コンセントの交流を機器用の直流に変える電源回路を、一つにまとめた半導体の販売が収益の柱。スマホの充電器や家電、産業機器の電源に組み込まれ、部品点数と待機電力を減らす設計が売りになる。窒化ガリウムの次世代品も自社で量産し、電気自動車や電力網向けの高電圧品を育てる。電源の設計標準を握って稼ぐ構造になっている。
家電とスマホという成熟市場への依存が強く、消費の冷え込みと在庫調整が直撃する。中国の家電市況の悪化は特に響く。次世代材料では新興勢と巨大半導体メーカーの両方と競い、技術の主導権を失えば定番の座が揺らぐ。買収を避ける純血主義は、成長の速度では不利に働くこともある。
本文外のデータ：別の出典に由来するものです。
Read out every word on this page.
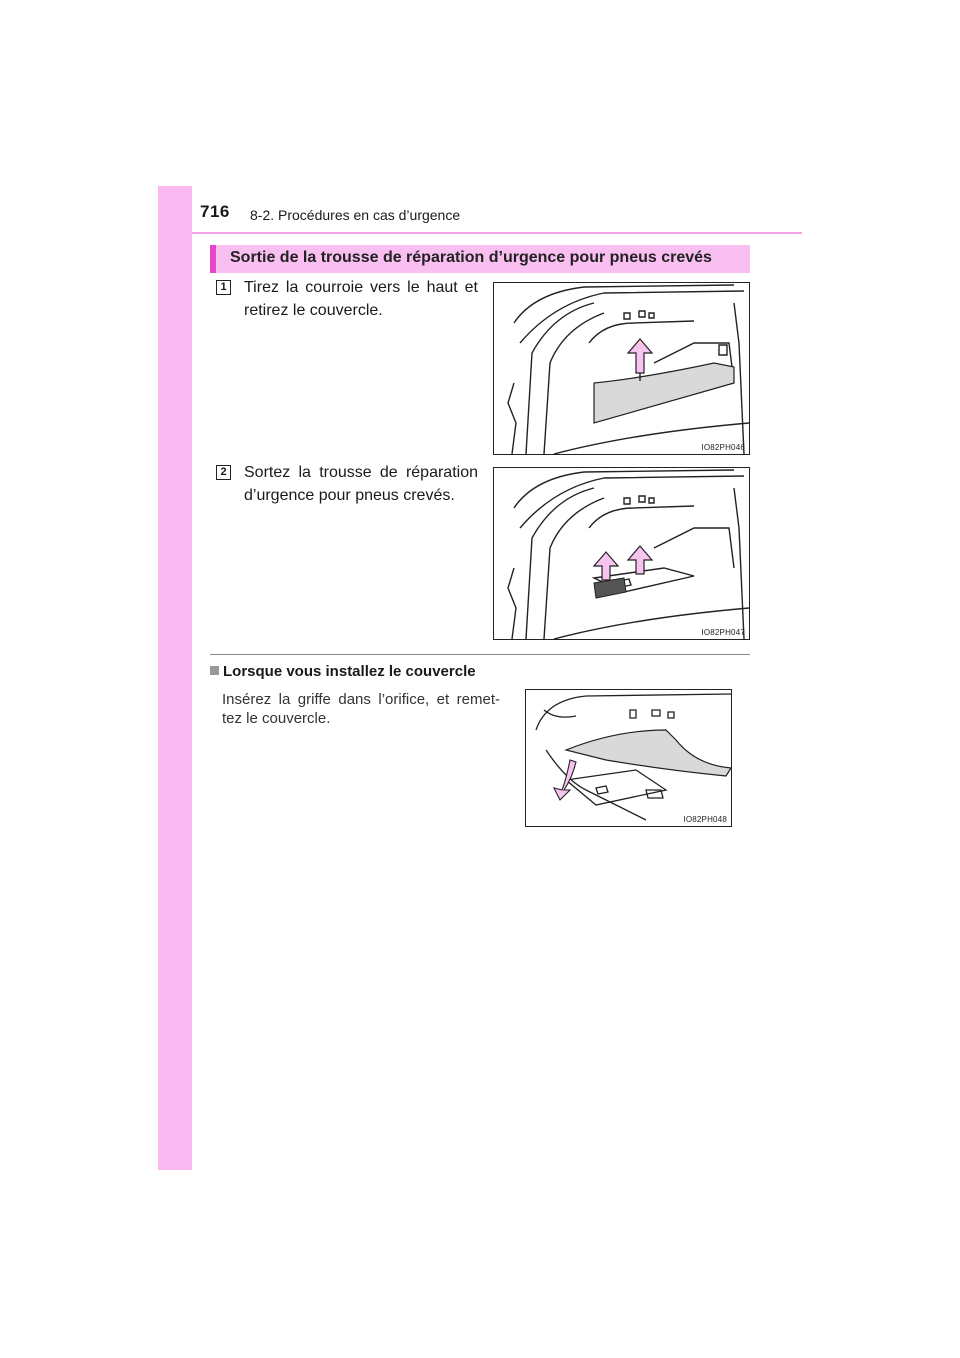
716 8-2. Procédures en cas d’urgence
Sortie de la trousse de réparation d’urgence pour pneus crevés
1 Tirez la courroie vers le haut et retirez le couvercle.
IO82PH046
2 Sortez la trousse de réparation d’urgence pour pneus crevés.
IO82PH047
Lorsque vous installez le couvercle
Insérez la griffe dans l’orifice, et remet-tez le couvercle.
IO82PH048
連続増配と自社株買いを続けながら、開発投資を高電圧と次世代材料に振り向ける経営。買収に頼らず自社技術を磨く文化を守る。市況の谷でも開発の手を緩めず、規制の追い風を確実に拾う方針が特徴になっている。
家電とスマホの生産動向と、省エネ規制、高電圧用途の育成に依存する。世界の機器生産と充電器の需要が回復するか、待機電力の規制強化が高効率チップへの置き換えを後押しするか、電気自動車や送電向けの高電圧品が新しい柱に育つか、そして在庫循環の波を乗り切れるかが、業績を左右する大きな前提になる。
資産 $772M のうち、借金などの負債を引いて株主のものと言えるのは $673M(87%)。